CPGs provide valuable information but few people read them and follow them, according to Ruelas. The problem is often that the original format of the OIG CPGs, from the Federal Register, is hard to read and navigate. Ruelas suggests taking the “text” format document from the Federal Register website and reformatting it into a “friendlier” format to help drive effectiveness. The revised format could contain a table of contents (to act as an inventory or checklist), hyperlinks to resources, headings, and anything else that would make the document more useable to perform an assessment of the organization’s compliance program.

When it comes to using the reformatted document to perform an assessment, Ruelas suggests going through and highlighting each action item contained in the CPG in one of three colors: green (acceptable demonstrated compliance), yellow (some demonstrated compliance), or red/pink (no demonstrated compliance. This will demonstrate the level of compliance and will easily show which items need additional attention. Ruelas stressed the importance of self-assessments being verifiable. Compliance officers must be able to show how he or she reached their assessment, right down to each item.

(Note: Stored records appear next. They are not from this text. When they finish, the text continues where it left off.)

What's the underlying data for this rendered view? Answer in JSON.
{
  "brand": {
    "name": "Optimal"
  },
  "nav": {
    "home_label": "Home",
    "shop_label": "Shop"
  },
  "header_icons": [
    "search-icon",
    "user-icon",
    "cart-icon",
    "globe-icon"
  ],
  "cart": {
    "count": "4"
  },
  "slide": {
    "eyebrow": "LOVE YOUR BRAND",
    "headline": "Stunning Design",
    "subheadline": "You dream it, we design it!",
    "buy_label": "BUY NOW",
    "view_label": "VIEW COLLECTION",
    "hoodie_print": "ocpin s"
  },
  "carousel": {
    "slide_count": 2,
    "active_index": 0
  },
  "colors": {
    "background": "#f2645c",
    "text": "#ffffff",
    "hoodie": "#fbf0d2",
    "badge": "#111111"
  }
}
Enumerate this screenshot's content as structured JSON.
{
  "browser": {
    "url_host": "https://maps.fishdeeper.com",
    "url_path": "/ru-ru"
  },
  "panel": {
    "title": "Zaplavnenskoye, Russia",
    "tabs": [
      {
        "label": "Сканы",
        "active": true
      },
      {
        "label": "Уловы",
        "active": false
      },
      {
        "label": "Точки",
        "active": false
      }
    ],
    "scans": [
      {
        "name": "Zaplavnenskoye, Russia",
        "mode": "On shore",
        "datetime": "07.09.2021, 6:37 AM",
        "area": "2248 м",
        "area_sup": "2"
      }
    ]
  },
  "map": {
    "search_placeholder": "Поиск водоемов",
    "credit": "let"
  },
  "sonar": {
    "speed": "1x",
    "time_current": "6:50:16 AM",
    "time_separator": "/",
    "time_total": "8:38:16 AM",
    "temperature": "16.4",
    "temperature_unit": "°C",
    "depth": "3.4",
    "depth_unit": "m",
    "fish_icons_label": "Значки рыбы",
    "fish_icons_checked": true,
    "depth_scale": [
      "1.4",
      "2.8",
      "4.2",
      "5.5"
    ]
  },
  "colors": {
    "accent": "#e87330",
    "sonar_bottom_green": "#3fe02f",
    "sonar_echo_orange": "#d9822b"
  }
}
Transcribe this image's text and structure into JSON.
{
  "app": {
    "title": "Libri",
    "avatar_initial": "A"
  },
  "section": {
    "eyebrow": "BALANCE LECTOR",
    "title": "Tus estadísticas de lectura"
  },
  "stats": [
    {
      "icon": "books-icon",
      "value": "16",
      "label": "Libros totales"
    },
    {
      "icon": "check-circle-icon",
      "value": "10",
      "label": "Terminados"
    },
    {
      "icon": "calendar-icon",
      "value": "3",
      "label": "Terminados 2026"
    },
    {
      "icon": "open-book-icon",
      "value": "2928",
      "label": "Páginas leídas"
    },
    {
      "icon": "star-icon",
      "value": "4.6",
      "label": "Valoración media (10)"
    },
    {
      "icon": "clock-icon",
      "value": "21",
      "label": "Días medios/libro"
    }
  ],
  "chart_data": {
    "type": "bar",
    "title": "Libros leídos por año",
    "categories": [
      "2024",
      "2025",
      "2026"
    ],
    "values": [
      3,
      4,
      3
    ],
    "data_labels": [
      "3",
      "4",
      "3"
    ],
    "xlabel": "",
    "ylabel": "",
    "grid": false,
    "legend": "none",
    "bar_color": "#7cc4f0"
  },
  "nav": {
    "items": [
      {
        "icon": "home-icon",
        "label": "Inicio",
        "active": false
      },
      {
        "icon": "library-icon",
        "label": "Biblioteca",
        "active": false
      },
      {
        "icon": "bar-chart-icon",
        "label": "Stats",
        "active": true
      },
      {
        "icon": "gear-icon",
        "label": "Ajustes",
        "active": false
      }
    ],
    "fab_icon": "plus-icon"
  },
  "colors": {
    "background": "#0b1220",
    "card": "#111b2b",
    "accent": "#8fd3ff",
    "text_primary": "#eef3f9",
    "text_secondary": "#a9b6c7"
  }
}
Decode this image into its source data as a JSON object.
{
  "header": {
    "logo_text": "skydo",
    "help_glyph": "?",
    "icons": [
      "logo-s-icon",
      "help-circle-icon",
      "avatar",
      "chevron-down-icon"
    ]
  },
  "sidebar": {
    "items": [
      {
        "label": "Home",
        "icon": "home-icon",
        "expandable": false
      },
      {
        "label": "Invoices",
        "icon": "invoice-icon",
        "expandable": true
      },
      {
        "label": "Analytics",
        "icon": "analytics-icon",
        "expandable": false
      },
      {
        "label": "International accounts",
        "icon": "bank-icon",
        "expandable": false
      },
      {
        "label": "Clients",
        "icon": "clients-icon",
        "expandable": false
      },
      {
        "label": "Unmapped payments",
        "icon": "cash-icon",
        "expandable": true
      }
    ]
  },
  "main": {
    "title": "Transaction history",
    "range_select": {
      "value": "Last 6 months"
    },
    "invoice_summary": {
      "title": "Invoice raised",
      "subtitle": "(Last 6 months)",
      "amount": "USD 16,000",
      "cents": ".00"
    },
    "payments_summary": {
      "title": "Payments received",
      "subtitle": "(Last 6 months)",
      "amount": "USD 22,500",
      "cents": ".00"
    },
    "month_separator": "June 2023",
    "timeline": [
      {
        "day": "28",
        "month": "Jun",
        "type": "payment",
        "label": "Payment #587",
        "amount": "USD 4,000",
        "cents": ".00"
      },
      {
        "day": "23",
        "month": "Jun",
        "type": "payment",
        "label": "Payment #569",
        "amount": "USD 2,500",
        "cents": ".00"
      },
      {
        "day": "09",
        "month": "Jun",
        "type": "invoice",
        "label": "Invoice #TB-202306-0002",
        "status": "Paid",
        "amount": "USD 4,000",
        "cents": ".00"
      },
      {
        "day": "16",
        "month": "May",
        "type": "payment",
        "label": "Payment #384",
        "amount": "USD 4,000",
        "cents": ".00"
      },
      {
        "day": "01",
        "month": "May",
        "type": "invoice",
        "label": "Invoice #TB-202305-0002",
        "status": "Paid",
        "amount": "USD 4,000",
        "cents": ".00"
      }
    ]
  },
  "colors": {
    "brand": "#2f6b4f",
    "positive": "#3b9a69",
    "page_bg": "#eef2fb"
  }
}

Just how many elements are there?

Ruelas warns that depending on which guidance you are following, the elements may vary slightly. The OIG has seven elements in a compliance program. The Affordable Care Act (ACA) (P.L. 111-148) and the Federal Sentencing Guidelines have eight and nine elements, respectively, but most elements overlap. All guidances are applicable, and no matter which framework you use—there is no established framework—it provides instructions on how to move forward to make your compliance program more effective, Ruelas noted.

How to get started

Ruelas stressed the importance of a supportive mindset when assessing an organization’s level of compliance. It could be that a compliance officer is coming into an already established program, so it is important to expect challenges. Then, Ruelas says to use the “plain, simple, old school” tried-and-true “5W1H Model”—start by identifying Who, What, When, Where, Why, and How regarding the compliance program, down to each item. If those are not identifiable, start with the compliance officer requirements of a compliance program, Ruelas noted, because that forces the compliance officer to focus on his or her own role and responsibilities. It also provides an opportunity to optimize the compliance officer’s job description and to meet with organization leadership.